Nashville’s mayor has mapped out how he wants to spend a $10 million state grant provided as part of pandemic relief. Most of it will go into community initiatives not directly tied to COVID-19.
The funds, which are detailed here, include:
- $5 million to replenish funds previously stripped from Metro’s affordable housing fund.
- $3 million for public safety efforts that are less dependent on traditional policing. That includes funding for nonprofits, and for a crisis response unit run by the Nashville Health Department.
- $1 million for another round of grants for small businesses affected by the pandemic.
- $500,000 for the city’s tourism agency to recruit COVID-safe events to the city.
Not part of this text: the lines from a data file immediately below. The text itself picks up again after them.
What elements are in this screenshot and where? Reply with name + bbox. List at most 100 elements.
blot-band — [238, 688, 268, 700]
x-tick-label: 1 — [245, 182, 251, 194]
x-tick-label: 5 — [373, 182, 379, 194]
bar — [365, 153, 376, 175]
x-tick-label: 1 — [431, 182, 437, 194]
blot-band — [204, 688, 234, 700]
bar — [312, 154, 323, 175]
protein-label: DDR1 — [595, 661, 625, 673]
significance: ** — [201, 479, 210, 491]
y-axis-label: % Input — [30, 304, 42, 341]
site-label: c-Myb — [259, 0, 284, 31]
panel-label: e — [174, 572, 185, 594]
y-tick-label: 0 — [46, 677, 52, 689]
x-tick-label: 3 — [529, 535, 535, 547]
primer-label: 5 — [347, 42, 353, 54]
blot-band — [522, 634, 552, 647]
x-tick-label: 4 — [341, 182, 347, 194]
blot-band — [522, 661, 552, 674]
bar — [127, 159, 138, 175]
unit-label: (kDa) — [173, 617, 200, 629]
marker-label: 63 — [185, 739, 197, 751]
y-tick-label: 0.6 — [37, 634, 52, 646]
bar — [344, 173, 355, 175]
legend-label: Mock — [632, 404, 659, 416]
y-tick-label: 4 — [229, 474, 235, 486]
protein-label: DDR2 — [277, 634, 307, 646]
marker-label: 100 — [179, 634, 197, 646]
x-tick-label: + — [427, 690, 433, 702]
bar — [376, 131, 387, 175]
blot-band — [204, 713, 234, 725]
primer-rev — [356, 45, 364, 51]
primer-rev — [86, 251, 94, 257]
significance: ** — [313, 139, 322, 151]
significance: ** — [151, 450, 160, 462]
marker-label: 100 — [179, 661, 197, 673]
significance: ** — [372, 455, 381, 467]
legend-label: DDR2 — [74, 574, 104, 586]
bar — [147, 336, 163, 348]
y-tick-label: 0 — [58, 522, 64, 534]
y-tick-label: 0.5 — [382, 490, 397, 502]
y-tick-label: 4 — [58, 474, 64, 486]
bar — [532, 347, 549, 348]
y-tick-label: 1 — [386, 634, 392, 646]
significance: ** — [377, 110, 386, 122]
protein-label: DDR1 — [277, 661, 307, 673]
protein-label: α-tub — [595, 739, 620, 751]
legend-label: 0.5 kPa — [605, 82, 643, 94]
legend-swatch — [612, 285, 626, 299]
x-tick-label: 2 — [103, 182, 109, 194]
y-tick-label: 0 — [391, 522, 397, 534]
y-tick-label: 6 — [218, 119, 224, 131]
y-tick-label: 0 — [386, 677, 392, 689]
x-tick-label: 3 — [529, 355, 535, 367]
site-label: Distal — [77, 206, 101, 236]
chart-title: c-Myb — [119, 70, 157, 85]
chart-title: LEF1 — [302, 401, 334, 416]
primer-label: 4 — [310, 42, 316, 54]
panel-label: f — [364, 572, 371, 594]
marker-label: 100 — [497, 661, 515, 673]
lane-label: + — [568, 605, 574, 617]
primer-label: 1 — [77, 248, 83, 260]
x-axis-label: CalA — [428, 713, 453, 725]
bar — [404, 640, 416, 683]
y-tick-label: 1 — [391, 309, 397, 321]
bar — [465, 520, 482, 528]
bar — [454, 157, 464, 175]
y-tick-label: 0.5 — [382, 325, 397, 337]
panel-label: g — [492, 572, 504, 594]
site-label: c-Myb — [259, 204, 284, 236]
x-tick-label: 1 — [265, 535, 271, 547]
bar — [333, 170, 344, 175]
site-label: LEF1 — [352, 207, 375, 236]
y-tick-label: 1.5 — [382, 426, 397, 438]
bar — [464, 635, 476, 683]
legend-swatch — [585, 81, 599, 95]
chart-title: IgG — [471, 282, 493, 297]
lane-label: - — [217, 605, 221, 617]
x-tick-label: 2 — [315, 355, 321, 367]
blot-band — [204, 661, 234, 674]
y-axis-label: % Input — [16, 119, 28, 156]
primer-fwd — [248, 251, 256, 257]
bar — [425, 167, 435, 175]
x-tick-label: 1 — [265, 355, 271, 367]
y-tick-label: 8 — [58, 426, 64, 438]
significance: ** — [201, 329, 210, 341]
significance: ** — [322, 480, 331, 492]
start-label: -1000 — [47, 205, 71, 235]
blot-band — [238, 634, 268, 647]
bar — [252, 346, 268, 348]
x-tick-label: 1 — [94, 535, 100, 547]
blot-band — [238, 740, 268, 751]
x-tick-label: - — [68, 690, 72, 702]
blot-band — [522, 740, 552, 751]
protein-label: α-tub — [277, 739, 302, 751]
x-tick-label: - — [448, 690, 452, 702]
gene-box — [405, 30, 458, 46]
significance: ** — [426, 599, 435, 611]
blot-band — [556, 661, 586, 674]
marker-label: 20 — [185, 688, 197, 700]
- $500,000 for two city agencies working on rebuilding Second Avenue after the Christmas bombing.
The Metro Council still must review the mayor’s slate of grant ideas.
Housing money restored
The $5 million for housing brings back funds for the Barnes Fund for Affordable Housing that were held back during Metro’s budget emergency in late 2019.
Shortly after his election, Mayor John Cooper scrambled to fill a budget shortfall and postponed half of the city’s typical housing awards.
The ripple effects included a slowdown for one project intended to be affordable for teachers and firefighters. And, unbeknownst at the time, it was coming just before the global pandemic that would worsen housing and employment issues for Nashville.
The mayor says the reallocation fulfills his promise at the time to invest the same amount as soon as possible.
Metro says that since its creation in 2014, the Barnes Fund has supported more than 2,200 affordable housing units.